# Forum Home Renovation Concreting  Concrete floor repair for small washroom

## pgaggini

Hello all, I have 4 questions about some concrete sub-floor repairs.  
 I recently pulled up the linoleum in my washroom and am going to install vinyl planks so my plan for preparing the concrete floor is;
 Clean up concrete floor surface with a wire cup brush on an angle grinder.
 Brush on a bonding adhesive.
 Pour down floor leveling concrete.    
 1st question: 
 I am only at the 1st stage of cleaning the concrete floor with the wire brush and am wondering how far down I should be taking it. Currently I have made the surface smooth and shiny, so taken off the grey, rough part of the concrete. Was this correct or too much ?  
 2nd question: 
 Also, as shown in the pictures, when I pulled up the linoleum some concrete sub-floor came up with it.   
 My question is, should I keep chipping away and remove this layer of concrete (which I suspect is self leveling type) or should I leave it and pour the self leveling concrete down?    
 3rd question:
 As shown in the pictures, the drywall has a gap about 1/2" from the floor.
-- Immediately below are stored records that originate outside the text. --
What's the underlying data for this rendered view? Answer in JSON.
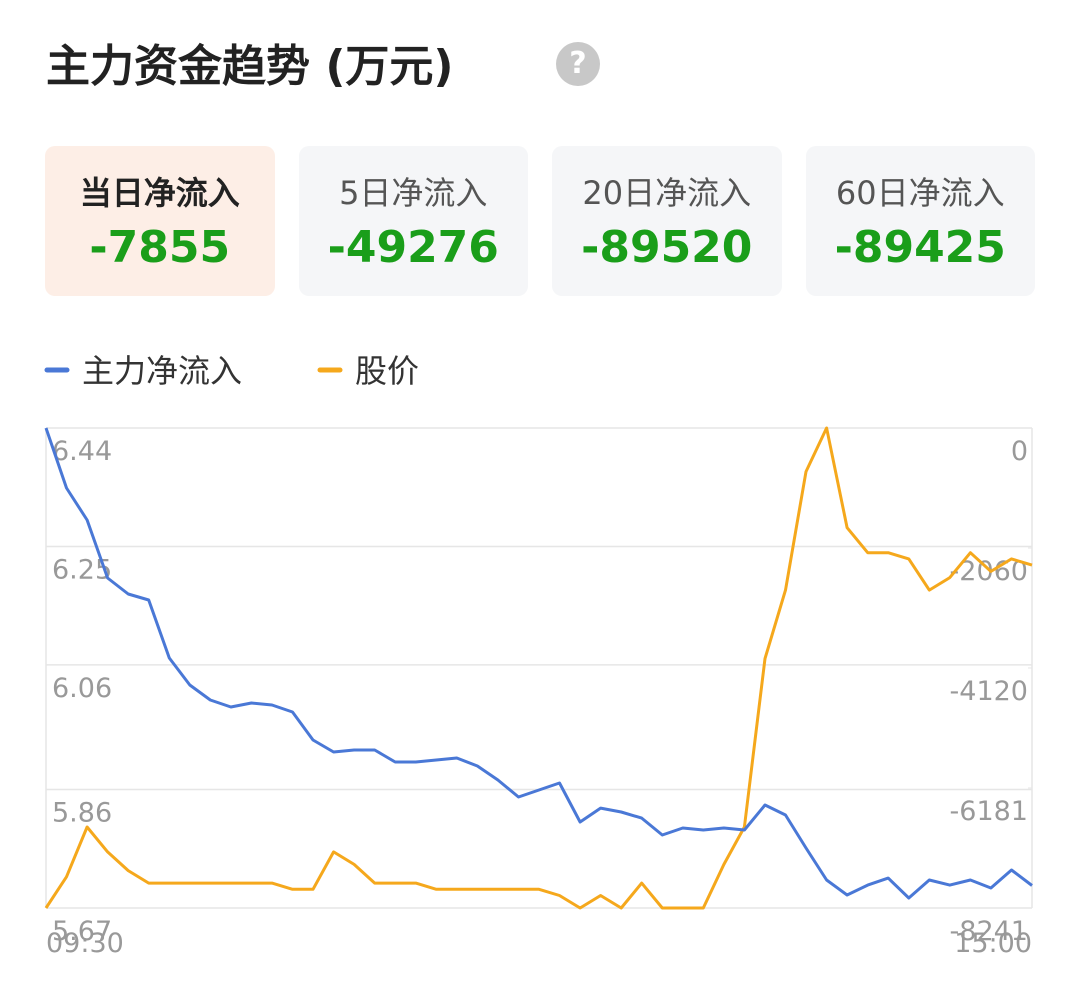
{
  "header": {
    "title": "主力资金趋势 (万元)",
    "help_icon": "?"
  },
  "summary": [
    {
      "label": "当日净流入",
      "value": -7855
    },
    {
      "label": "5日净流入",
      "value": -49276
    },
    {
      "label": "20日净流入",
      "value": -89520
    },
    {
      "label": "60日净流入",
      "value": -89425
    }
  ],
  "chart_data": {
    "type": "line",
    "categories": [
      "09:30",
      null,
      null,
      null,
      null,
      null,
      null,
      null,
      null,
      null,
      null,
      null,
      null,
      null,
      null,
      null,
      null,
      null,
      null,
      null,
      null,
      null,
      null,
      null,
      null,
      null,
      null,
      null,
      null,
      null,
      null,
      null,
      null,
      null,
      null,
      null,
      null,
      null,
      null,
      null,
      null,
      null,
      null,
      null,
      null,
      null,
      null,
      null,
      "15:00"
    ],
    "series": [
      {
        "name": "主力净流入",
        "color": "#4a78d6",
        "axis": "y2",
        "values": [
          0,
          -1030,
          -1580,
          -2575,
          -2850,
          -2953,
          -3949,
          -4413,
          -4670,
          -4790,
          -4722,
          -4756,
          -4876,
          -5357,
          -5563,
          -5529,
          -5529,
          -5735,
          -5735,
          -5700,
          -5666,
          -5803,
          -6044,
          -6336,
          -6215,
          -6095,
          -6765,
          -6525,
          -6593,
          -6697,
          -6988,
          -6868,
          -6902,
          -6868,
          -6902,
          -6473,
          -6645,
          -7211,
          -7761,
          -8018,
          -7847,
          -7727,
          -8070,
          -7761,
          -7847,
          -7761,
          -7898,
          -7589,
          -7855
        ]
      },
      {
        "name": "股价",
        "color": "#f5a81c",
        "values": [
          5.67,
          5.72,
          5.8,
          5.76,
          5.73,
          5.71,
          5.71,
          5.71,
          5.71,
          5.71,
          5.71,
          5.71,
          5.7,
          5.7,
          5.76,
          5.74,
          5.71,
          5.71,
          5.71,
          5.7,
          5.7,
          5.7,
          5.7,
          5.7,
          5.7,
          5.69,
          5.67,
          5.69,
          5.67,
          5.71,
          5.67,
          5.67,
          5.67,
          5.74,
          5.8,
          6.07,
          6.18,
          6.37,
          6.44,
          6.28,
          6.24,
          6.24,
          6.23,
          6.18,
          6.2,
          6.24,
          6.21,
          6.23,
          6.22
        ]
      }
    ],
    "ylim": [
      5.67,
      6.44
    ],
    "yticks": [
      6.44,
      6.25,
      6.06,
      5.86,
      5.67
    ],
    "y2lim": [
      -8241,
      0
    ],
    "y2ticks": [
      0,
      -2060,
      -4120,
      -6181,
      -8241
    ],
    "grid": true
  }
}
Is this ok, and if not what should I do to fix this?  
 4th question:
 As shown in the pictures, around the toilet flange there are big gaps.
 Should I be filling these in or just leave them as is ?
 If I do need to fill it in, what method and materials should I use to do this?    
 Answers for any of these questions would be greatly appreciated along with further tips and advice. Thank you.

----------